By the Numbers
MBS trails its hedges in August, but still up on the year
Brian Landy, CFA | September 8, 2023
This document is intended for institutional investors and is not subject to all of the independence and disclosure standards applicable to debt research reports prepared for retail investors.
MBS underperformed the Treasury curve in August, ending a stretch of outperformance that began in the spring. Excess returns went negative across most of the coupon stack, although higher coupons took less of a hit than lower coupons and 30-year 6.0%s even outperformed hedges. Ginnie Mae and conventional 15-year MBS also posted negative excess returns in most coupons. Mortgage performance remains positive for the year in most conventional and Ginnie Mae 30-year coupons, but 15-year MBS have generally underperformed for the year. Low loan balance specified pools in low coupons also fared poorly in August, despite desirable prepay behavior.
Conventional 30-year MBS underperformed Treasury hedges across most of the coupon stack in August (Exhibit 1). The 4%s coupons and lower underperformed by at least 35 bp, with the 3%s handing in the worst performance at −52 bp. However, mortgages have outperformed Treasuries for much of the year, which has kept year-to-date returns positive. Mortgages started the year strong, then performance suffered in March and April as the regional banking crisis unfolded. But mortgages rebounded in April and May and held strong through the end of July.
Exhibit 1. Conventional 30-year MBS excess returns (%)
Excess returns reported by the Bloomberg Barclays MBS Index, through 8/31/2023.
Source: Bloomberg, Santander US Capital Markets
The underperformance is reflected mortgage option-adjusted spread (Exhibit 2). The table shows the Treasury OASs for mortgage TBAs from 1.5% through 6.0%. Most coupons widened 4 bp to 6 bp. The 6.0%s tightened slightly, consistent with the small outperformance of that coupon.

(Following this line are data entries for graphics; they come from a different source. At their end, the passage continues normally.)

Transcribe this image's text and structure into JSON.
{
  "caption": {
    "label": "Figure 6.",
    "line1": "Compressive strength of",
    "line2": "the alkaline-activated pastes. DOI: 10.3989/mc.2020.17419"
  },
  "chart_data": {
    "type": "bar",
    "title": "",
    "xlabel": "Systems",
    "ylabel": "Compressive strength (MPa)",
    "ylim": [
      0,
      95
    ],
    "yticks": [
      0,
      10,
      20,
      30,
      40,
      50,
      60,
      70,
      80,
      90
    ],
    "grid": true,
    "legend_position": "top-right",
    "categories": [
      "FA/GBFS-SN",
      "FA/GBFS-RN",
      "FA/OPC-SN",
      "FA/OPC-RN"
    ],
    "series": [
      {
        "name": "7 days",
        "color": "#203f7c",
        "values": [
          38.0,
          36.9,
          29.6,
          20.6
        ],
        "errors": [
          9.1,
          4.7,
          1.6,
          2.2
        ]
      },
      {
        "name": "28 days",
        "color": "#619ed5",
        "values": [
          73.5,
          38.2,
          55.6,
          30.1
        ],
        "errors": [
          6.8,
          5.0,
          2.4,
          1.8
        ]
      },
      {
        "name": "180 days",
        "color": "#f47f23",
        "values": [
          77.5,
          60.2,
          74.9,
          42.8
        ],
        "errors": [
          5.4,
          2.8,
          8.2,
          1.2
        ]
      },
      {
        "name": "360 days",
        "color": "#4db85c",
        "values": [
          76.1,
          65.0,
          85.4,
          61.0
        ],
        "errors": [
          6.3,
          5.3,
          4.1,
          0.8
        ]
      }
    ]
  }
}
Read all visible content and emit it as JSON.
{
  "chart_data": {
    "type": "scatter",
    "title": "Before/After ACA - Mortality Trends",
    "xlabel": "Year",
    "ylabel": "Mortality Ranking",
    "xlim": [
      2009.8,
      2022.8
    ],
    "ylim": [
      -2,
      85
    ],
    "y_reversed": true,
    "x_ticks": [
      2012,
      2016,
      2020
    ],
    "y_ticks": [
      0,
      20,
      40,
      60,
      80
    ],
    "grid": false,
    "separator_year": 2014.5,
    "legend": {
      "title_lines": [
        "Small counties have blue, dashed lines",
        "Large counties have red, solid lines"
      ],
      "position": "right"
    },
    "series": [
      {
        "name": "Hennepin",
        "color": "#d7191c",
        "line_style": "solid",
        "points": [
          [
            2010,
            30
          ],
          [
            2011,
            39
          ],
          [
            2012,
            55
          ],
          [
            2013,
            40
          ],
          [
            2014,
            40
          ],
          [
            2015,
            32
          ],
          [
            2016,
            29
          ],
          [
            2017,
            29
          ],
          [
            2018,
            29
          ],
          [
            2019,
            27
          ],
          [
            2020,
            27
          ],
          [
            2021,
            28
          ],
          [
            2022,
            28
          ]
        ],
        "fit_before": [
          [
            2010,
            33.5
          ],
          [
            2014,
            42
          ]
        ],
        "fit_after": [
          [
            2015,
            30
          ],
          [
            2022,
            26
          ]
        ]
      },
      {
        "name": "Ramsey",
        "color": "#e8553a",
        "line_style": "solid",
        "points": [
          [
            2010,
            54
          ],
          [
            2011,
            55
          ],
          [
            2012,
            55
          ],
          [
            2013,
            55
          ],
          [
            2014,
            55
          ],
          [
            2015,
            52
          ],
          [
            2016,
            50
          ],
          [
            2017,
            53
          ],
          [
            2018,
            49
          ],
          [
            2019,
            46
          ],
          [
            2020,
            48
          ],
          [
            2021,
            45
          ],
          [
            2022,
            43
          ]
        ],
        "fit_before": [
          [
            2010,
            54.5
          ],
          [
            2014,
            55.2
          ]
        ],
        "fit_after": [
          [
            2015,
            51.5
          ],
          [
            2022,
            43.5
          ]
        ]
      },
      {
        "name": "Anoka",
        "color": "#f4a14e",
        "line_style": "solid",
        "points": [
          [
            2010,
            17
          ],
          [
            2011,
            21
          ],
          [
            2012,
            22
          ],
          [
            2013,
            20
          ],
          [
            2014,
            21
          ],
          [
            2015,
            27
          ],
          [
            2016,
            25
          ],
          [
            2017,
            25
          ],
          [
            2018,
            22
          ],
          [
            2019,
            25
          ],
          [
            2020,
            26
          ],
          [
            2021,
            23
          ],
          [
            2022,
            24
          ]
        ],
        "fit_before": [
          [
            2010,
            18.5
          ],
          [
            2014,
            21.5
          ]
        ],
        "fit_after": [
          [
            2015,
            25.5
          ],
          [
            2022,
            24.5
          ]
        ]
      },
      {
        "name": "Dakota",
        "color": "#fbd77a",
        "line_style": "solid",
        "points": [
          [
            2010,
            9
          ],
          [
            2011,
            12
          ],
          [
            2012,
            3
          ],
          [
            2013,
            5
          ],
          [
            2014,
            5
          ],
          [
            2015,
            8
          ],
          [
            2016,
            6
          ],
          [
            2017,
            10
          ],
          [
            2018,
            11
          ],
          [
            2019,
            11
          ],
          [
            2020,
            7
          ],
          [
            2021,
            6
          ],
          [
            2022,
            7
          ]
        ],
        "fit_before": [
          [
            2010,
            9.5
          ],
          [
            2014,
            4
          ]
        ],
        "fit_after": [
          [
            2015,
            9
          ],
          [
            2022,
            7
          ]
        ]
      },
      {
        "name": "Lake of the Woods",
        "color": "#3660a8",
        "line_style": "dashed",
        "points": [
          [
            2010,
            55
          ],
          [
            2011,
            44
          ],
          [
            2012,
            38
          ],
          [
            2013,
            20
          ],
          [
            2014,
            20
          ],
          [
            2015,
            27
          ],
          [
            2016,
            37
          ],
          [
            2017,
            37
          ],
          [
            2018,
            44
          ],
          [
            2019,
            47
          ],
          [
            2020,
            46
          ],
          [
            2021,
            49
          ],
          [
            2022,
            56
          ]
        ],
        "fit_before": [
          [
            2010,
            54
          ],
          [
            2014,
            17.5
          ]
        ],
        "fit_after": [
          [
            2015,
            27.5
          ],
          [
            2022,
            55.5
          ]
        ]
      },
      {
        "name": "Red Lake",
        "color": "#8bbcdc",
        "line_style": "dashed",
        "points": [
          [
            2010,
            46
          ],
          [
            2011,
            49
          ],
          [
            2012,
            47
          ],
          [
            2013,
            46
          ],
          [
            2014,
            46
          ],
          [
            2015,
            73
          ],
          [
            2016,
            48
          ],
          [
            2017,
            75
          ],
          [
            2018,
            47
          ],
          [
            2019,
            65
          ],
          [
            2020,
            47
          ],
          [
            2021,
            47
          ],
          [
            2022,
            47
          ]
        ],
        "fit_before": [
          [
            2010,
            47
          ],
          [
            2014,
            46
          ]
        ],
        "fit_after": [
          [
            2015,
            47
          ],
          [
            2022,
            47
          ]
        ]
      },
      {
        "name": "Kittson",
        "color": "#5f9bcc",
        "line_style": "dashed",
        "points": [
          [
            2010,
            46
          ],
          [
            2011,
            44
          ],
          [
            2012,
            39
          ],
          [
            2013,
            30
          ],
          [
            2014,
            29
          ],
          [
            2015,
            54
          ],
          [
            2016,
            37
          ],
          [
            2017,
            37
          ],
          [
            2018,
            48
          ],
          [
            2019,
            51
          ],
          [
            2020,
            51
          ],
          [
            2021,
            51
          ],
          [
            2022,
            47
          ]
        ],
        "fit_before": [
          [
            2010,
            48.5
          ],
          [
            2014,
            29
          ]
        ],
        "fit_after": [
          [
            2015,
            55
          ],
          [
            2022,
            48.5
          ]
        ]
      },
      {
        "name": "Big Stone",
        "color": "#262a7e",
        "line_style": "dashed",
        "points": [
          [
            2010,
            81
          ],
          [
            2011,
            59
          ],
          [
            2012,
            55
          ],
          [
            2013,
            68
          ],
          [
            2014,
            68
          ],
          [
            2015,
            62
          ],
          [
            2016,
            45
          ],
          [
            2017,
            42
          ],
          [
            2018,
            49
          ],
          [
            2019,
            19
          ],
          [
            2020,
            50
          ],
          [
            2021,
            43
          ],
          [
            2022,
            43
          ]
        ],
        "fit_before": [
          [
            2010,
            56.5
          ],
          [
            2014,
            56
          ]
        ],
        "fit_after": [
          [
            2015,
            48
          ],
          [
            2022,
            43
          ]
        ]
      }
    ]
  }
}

Exhibit 2. Conventional 30-year Treasury OASs widened least in 1.5%s, 5.5%s and 6%s.
Source: Bloomberg, Santander US Capital Markets
Certain specified pool types widened more than the corresponding TBA in August (Exhibit 3). This table is pulled from the group of index-eligible cohorts with at least $5 billion outstanding balance. The difference between its OAS and the TBA OAS is calculated for each cohort at the end of July and the end of August, and the cohorts are ranked by the changed in that value. The table shows the 10 cohorts that widened the most compared to the TBA, and the 10 cohorts that widened the least, or tightened, compared to the TBA.
Exhibit 3. Low coupon, low loan balance, specified pools widened vs TBA.
The “OCC” cohort includes pools that include only investment properties and second homes.
Source: Bloomberg, Santander US Capital Markets
Many of the worst-performing cohorts were 2.0% and 2.5% low loan balance cohorts issued in 2020 and 2021. The group of 10 is rounded out by a few seasoned vintage cohorts. These cohorts widened by 5 bp to 7.5 bp. The table also compares each cohort’s prepayment speed to the corresponding TBA cohort’s speed over the last six months. Each specified pool cohort is prepaying faster than its TBA cohort, which is a positive for since these cohorts are trading at a discount to par. So, the underperformance came despite the extension protection afforded by the faster prepayment speeds.
The bottom half of the table shows 10 cohorts that tightened to TBA. This group includes mostly recent vintage pools with a mix of lower and higher coupons. Many have geography stories—100% Florida, New York, and Texas. However, for most of these cohorts the spread tightening was low—the underperforming group widened a lot more than the outperforming group tightened,
Ginnie Mae 30-year MBS also underperformed Treasury hedges in August (Exhibit 4). Like conventional MBS, excess returns were negative in all but the 6.0% coupon. Year-to-date performance is positive for 4.0%s and below but has turned negative for 4.5%s through 5.5%s. Performance in those coupons was weaker earlier this year as investors were concerned about the prospect for, and effect of, lower FHA mortgage insurance premiums.
Exhibit 4. Ginnie Mae 30-year MBS excess returns (%)
Excess returns reported by the Bloomberg Barclays MBS Index, through 8/31/2023.
Source: Bloomberg, Santander US Capital Markets
Conventional 15-year excess returns were negative across the stack (Exhibit 5). Unlike 30-year MBS, the best performing coupons were 2.5%s and 3.0%s. These are also the only two coupons with positive excess returns this year. The MBS portfolio the FDIC acquired from Silicon Valley Bank and Signature Bank was overweight 15-year MBS and most was in 3.0% and lower coupons. Those lists were generally well received by investors but may have reduced interest in other coupons.
Exhibit 5. Conventional 15-year MBS excess returns (%)
Excess returns reported by the Bloomberg Barclays MBS Index, through 8/31/2023.